Many people have been troubled by rising inflation for the majority of the year. The slowing economy has meant a number of changes for consumers, including higher prices for essentials like food, transport, housing, and utility bills. 

However, families with young children are acutely aware that the cost of childcare has skyrocketed well beyond the pace of inflation. 

A study conducted by the Bank of America Institute has revealed that spending on childcare has surged by 30% since 2019, the year preceding the pandemic. 

This is most pronounced among upper-income families, those earning between $100,000 and $250,000 annually, with families in major metropolitan areas like San Francisco and Seattle shouldering the heftiest burden.

Bank of America’s internal data further discloses a consistent increase in the average monthly childcare payments per household over the past three years. As of September, an average family was spending approximately $700 per month on childcare, marking a 32% increase from the 2019 average.

The future could potentially witness even higher childcare costs, given that the Child Care Stabilization program, which provided partial financial support for childcare during the pandemic, expired at the close of September.

A survey by reveals that among parents who bear the cost of regular childcare, 67% are already allocating 20% or more of their annual household income to childcare services.

The manner in which families are coping with the extra childcare expenses remains unclear, but it is reasonable to assume that they are reducing their expenditures in other areas. 

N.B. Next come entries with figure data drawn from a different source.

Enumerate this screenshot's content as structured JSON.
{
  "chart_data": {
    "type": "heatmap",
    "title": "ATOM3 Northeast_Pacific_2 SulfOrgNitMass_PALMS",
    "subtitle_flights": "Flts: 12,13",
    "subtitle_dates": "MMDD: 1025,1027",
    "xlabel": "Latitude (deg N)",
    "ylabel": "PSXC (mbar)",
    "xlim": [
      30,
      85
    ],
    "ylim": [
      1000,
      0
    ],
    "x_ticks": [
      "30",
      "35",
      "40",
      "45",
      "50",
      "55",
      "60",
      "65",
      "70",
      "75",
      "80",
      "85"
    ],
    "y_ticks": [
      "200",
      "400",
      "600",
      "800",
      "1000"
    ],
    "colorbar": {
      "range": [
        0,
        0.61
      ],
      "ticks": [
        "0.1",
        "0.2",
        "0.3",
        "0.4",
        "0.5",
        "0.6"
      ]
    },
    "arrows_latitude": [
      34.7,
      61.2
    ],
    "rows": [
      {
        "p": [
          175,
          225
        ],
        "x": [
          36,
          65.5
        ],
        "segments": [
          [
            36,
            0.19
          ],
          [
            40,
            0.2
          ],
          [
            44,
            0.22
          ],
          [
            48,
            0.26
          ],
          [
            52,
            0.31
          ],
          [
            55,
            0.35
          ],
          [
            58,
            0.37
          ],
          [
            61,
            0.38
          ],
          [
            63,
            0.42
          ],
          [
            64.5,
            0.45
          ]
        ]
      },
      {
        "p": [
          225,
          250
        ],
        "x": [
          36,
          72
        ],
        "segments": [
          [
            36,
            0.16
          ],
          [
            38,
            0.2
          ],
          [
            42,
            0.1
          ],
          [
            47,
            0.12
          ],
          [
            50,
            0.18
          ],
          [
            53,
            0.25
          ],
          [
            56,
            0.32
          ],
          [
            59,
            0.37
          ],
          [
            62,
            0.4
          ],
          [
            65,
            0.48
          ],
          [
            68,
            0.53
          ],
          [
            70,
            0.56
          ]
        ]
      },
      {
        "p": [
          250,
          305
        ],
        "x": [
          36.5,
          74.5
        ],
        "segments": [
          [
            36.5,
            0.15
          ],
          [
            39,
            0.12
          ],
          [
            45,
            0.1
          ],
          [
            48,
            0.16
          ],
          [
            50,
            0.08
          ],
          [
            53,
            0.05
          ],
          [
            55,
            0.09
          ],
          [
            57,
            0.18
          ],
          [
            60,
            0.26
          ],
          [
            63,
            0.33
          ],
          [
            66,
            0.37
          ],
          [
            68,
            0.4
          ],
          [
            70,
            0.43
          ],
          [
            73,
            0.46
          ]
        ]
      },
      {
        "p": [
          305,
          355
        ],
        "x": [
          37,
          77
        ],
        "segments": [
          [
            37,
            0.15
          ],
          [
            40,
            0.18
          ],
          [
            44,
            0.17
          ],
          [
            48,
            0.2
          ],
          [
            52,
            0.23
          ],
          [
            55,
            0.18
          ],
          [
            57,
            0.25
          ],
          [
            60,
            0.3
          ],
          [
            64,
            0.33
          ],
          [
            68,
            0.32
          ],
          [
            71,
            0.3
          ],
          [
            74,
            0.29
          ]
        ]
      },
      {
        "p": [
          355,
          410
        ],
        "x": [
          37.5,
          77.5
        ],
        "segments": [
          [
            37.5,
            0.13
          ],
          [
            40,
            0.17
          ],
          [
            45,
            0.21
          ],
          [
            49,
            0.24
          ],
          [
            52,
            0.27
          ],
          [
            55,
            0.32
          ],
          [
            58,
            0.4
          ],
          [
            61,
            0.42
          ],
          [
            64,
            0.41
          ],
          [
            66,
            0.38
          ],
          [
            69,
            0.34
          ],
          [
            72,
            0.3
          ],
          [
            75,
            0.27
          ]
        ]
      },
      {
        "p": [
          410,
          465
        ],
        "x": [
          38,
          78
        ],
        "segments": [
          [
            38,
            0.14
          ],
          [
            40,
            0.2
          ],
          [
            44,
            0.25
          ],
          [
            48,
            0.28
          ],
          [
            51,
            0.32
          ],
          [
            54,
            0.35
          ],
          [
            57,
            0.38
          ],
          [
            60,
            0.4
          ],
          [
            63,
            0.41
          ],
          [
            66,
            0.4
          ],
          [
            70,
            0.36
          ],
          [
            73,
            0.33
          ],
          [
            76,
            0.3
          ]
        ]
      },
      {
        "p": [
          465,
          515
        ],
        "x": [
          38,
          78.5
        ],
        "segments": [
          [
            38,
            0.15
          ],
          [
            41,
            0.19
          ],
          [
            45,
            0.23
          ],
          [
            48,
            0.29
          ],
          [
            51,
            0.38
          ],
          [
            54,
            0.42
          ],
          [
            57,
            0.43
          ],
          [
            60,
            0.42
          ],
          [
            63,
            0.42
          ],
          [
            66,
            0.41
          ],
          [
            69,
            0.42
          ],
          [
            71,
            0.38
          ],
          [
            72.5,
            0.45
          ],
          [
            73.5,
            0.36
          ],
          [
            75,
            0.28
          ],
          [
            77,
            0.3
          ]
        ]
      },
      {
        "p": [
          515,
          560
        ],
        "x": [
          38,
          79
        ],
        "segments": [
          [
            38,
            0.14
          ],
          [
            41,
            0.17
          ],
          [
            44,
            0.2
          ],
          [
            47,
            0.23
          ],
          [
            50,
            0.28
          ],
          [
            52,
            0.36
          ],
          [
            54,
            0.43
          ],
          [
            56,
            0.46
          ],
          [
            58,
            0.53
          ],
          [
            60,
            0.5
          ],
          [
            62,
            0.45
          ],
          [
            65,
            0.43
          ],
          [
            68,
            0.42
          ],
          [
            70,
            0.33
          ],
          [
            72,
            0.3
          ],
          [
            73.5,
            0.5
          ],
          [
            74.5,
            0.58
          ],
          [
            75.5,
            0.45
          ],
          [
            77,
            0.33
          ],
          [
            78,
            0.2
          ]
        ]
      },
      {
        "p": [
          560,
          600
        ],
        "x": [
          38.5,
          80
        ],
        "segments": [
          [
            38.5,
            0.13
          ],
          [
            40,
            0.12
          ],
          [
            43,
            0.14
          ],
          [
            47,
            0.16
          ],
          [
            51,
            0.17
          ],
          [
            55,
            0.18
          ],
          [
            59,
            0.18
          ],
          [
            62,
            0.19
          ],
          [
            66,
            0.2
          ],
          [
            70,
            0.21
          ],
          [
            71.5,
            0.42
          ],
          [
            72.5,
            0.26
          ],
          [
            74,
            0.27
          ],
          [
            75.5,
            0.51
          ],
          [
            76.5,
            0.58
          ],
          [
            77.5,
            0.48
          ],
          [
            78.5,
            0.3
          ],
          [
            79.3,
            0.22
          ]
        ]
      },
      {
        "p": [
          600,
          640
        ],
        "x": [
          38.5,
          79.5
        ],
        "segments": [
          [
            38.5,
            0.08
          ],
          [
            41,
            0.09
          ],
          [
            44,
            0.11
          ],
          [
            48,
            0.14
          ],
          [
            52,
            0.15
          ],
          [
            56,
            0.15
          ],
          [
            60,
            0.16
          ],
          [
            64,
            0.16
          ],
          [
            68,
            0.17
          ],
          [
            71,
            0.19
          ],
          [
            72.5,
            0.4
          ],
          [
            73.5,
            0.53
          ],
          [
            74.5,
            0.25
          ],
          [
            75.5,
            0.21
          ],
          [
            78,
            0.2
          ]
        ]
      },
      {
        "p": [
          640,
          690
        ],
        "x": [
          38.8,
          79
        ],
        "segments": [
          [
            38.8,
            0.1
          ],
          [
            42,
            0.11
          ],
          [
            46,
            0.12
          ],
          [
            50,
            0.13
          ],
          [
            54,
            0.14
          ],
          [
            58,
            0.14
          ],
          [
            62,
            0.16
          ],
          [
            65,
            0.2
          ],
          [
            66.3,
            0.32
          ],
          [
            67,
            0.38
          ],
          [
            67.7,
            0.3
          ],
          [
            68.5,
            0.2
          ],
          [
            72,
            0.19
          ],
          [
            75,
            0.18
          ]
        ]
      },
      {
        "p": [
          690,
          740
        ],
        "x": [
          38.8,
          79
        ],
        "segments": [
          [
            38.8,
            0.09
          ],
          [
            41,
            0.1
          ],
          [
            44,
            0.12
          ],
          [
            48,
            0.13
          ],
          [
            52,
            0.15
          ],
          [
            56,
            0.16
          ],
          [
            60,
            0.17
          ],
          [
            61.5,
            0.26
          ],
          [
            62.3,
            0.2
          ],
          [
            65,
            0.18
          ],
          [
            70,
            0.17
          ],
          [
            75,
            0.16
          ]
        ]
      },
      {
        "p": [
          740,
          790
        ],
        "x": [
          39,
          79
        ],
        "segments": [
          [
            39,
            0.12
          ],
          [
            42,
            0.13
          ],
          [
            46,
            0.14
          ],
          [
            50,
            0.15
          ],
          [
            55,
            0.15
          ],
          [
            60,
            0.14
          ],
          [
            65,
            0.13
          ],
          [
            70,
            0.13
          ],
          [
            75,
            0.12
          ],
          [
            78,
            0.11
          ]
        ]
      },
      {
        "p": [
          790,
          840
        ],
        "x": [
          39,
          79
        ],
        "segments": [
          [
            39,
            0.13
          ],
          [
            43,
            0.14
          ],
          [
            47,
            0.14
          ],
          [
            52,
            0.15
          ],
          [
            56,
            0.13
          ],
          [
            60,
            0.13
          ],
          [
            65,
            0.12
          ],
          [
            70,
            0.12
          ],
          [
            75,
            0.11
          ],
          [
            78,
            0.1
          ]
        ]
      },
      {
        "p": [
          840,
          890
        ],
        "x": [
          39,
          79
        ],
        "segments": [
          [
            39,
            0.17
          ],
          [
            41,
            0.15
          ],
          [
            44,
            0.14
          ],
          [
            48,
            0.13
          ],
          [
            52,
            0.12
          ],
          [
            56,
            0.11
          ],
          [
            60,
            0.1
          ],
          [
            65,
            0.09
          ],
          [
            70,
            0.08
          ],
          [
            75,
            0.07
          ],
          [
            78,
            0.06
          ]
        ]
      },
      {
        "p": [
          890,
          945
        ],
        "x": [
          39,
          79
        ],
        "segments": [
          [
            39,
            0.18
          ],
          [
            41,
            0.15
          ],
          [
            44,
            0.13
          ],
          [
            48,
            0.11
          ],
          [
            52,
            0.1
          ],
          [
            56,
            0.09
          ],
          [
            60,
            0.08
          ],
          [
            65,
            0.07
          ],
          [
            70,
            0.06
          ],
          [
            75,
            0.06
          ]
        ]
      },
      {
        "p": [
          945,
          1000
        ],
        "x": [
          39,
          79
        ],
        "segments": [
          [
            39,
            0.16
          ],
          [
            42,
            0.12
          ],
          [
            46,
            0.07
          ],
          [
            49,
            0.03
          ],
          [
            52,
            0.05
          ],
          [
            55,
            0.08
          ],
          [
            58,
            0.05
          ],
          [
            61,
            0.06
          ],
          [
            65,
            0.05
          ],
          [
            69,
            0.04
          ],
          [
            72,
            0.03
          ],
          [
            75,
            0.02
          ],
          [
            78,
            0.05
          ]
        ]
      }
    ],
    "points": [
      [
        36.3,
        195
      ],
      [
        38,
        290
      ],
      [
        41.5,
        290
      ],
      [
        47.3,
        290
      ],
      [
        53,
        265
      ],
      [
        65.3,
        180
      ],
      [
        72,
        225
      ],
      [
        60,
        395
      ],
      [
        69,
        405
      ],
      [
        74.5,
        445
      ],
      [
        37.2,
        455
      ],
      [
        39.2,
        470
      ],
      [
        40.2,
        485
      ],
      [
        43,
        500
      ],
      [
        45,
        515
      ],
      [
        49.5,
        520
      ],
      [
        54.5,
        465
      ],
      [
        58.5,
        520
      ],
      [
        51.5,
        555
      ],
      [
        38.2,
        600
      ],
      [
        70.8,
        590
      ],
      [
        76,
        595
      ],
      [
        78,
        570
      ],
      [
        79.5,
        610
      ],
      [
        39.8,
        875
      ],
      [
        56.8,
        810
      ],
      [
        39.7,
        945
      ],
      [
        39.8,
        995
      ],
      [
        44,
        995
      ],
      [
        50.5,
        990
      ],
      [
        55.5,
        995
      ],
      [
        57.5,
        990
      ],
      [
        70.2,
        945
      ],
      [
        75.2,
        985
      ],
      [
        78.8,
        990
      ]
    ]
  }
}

Data from Bank of America appears to support this hypothesis, as it indicates a slight decrease in credit card spending by families with children since May 2023, while it has risen for the remainder of the population.

The authors of the study added: “This could have a meaningful impact on consumers because over 12% of U.S. households pay for childcare on a regular basis, according to the Department of Health & Human Services. Any further increase in prices would disproportionally weigh on families with young children.”